H. C. Hamilton

It is with deep regret that we have to record the death of H. C. Hamilton, while competing in the Swiss Grand Prix, at Bern, on August 26th. He was driving a Maserati and had completed 69 of 70 laps when he crashed into some trees on a corner. He was thrown from the car and killed instantaneously.

Hamilton was considered by many authorities to be England’s most brilliant racing driver. Certainly he had some performances to his credit—his handling of M.G. Midgets on the Ards Circuit in particular—which will long be remembered. Most of his racing experience was gained with M.G. cars, at the wheel of which he performed consistently well at Brooklands, Belfast and Donington. On the same cars he built up a fine reputation in Continental circles, especially at the Nurburg Ring. He several times partnered Earl Howe in driving the latter’s Bugattis. At the beginning of this season he joined the Whitney Straight Syndicate, driving principally a very fast Maserati, originally built to the order of Nuvolari. It was in this car that he met his death. For the same stable he sometimes drove an M.G. Magnette, with which he won the Junior Race of the Coppa Acerbo, a week before the fatal race at Bern. His career was marked by several narrow escapes from death, the most serious being at Belfast and Masaryk.

“Hammy,” as he was known to his friends, possessed those quiet manners which so often characterise men of valour.
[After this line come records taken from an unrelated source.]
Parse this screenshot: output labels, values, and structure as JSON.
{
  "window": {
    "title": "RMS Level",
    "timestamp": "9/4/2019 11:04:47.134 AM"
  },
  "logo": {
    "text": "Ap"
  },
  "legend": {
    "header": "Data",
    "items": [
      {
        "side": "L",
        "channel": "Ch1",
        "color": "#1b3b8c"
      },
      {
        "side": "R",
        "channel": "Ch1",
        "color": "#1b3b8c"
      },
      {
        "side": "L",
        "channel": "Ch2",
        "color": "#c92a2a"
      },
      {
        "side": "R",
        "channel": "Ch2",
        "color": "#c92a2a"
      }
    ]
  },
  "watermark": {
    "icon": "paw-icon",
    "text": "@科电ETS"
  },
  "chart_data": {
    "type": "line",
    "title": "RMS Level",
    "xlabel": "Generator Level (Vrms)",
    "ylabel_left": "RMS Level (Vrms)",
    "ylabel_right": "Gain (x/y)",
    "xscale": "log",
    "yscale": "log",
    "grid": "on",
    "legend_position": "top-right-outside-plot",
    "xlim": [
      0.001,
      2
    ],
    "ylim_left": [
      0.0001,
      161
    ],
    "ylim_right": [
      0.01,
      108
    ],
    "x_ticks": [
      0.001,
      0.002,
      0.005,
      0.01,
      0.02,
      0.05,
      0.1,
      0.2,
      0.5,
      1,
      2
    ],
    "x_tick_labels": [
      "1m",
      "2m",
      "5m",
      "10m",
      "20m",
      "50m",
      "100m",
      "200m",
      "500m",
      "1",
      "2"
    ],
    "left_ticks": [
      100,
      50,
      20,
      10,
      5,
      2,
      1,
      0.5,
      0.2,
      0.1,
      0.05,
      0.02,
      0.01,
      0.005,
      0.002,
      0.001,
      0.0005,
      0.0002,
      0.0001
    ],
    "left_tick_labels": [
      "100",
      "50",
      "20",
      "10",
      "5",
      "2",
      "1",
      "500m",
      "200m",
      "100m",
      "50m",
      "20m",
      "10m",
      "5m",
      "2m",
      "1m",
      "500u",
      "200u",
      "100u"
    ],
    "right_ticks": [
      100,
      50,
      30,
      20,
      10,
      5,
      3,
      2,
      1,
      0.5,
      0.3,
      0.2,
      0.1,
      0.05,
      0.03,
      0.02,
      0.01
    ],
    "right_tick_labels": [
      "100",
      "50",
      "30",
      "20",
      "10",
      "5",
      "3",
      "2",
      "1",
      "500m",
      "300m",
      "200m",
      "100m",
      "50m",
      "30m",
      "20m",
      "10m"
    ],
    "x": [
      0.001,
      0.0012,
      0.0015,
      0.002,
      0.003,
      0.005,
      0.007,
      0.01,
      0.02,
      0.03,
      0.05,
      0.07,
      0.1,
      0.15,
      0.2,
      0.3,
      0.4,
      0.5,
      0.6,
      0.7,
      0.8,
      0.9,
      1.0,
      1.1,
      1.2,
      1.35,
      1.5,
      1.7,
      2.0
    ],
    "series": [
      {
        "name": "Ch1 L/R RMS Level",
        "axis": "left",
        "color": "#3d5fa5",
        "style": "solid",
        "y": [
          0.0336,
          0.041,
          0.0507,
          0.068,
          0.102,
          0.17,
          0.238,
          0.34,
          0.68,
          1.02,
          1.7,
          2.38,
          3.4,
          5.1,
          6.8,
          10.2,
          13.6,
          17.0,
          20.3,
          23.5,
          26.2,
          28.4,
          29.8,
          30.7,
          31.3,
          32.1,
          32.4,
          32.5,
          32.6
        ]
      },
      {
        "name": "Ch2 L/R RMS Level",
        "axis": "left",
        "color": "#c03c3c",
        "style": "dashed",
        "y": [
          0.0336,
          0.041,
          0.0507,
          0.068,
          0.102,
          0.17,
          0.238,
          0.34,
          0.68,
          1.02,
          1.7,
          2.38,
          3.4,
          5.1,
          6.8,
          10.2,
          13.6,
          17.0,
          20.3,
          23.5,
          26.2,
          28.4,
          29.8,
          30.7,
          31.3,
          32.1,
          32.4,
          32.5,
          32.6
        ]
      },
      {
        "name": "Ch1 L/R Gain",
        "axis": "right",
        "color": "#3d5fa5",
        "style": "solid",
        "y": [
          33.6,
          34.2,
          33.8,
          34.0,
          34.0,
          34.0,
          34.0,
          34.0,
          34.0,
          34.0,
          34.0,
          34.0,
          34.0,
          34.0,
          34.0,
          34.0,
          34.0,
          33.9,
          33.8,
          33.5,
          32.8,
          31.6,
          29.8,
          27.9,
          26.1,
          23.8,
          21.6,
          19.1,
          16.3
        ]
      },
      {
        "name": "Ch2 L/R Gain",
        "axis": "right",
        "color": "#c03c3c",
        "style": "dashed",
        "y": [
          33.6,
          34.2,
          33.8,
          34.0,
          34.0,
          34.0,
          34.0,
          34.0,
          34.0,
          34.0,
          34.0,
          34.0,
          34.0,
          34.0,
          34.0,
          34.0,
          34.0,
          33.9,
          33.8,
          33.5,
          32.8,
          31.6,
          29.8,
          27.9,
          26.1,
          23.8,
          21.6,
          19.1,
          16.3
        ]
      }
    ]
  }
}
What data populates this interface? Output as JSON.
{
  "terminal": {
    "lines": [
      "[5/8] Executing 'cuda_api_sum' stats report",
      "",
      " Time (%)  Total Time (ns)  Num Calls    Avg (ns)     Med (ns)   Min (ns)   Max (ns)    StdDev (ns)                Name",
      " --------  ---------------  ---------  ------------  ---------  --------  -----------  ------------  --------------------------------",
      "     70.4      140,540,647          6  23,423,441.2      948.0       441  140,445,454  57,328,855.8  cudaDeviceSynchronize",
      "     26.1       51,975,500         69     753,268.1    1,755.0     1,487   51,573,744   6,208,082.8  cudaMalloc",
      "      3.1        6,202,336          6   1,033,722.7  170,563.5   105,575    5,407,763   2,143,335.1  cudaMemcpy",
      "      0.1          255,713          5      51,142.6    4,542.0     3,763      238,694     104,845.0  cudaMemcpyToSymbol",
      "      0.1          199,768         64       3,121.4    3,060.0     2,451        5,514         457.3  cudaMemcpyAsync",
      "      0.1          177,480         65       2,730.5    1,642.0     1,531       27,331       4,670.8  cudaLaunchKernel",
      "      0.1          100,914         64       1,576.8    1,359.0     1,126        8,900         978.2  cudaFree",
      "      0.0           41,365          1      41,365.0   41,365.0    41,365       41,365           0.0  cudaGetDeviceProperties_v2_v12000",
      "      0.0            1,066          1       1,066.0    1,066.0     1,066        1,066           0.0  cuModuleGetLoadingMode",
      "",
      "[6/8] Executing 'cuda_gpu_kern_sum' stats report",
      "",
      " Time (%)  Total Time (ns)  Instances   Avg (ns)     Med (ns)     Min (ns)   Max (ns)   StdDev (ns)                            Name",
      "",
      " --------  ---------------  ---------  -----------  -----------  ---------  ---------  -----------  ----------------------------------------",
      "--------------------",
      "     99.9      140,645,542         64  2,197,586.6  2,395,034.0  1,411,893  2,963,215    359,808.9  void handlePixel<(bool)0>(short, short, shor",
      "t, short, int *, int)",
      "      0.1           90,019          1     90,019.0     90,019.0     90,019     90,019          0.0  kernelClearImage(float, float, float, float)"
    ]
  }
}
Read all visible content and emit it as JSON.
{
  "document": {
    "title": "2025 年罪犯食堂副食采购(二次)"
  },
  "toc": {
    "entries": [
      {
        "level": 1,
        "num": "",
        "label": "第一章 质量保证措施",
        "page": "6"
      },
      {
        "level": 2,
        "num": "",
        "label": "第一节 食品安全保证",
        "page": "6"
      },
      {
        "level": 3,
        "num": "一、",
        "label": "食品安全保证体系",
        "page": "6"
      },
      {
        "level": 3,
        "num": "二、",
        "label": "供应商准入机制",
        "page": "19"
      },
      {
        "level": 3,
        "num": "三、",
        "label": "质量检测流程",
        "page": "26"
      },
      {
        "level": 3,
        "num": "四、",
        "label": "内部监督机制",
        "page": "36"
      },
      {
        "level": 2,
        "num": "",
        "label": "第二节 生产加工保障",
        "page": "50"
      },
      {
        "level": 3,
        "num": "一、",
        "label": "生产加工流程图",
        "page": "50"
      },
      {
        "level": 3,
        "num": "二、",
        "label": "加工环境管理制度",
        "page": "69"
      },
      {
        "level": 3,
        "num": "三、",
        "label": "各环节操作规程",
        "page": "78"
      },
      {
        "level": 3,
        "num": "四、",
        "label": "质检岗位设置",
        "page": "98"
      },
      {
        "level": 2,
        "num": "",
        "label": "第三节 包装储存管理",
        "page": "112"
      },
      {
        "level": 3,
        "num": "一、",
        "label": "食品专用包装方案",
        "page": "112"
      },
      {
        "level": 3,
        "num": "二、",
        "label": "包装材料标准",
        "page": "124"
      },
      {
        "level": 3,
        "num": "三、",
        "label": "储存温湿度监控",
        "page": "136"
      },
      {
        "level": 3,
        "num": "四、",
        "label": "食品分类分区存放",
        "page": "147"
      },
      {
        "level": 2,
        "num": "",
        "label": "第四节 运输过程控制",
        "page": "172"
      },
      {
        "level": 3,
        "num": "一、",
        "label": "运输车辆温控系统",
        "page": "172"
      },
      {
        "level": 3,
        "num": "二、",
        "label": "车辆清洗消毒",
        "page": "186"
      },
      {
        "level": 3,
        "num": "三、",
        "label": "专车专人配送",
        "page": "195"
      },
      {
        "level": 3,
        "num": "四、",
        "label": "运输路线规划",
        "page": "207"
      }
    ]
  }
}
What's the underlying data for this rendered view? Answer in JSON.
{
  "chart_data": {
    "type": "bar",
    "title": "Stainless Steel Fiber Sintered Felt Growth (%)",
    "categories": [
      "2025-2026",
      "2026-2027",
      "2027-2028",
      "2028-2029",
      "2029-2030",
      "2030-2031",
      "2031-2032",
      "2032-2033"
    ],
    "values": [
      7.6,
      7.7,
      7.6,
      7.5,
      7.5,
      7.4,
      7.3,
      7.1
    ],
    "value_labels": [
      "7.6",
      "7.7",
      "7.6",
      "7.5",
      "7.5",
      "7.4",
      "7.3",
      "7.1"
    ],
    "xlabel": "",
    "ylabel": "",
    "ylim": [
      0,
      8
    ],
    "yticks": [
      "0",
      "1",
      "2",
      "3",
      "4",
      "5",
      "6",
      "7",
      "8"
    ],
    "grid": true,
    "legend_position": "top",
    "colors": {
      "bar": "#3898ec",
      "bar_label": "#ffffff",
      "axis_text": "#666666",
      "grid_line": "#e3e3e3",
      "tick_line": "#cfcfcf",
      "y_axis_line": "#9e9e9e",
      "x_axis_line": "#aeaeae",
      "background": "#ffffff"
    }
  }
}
Modest to the point of reserve, he never referred to his own exploits. Yet his racing career was all important to “Hammy,” for it represented the ruling ambition of his life from the time he was a schoolboy, through his youthful days of early motoring with an old but well-tuned Talbot Eight, to this present season of growing reputation as a Grand Prix driver.

The death of a young man can never be completely justified, be the cause ever so fine. That Hamilton should devote all his fine qualities to motor racing was inevitable, and consolation for his passing can be found in the thought that it was in the heat of the battle he loved so well that the end came, suddenly and without illness or lingering pain.

Motor racing has lost one of its finest exponents; many of us will mourn an admired and respected friend. To his bereaved mother we offer our sincere condolences, to which are joined those of all our readers.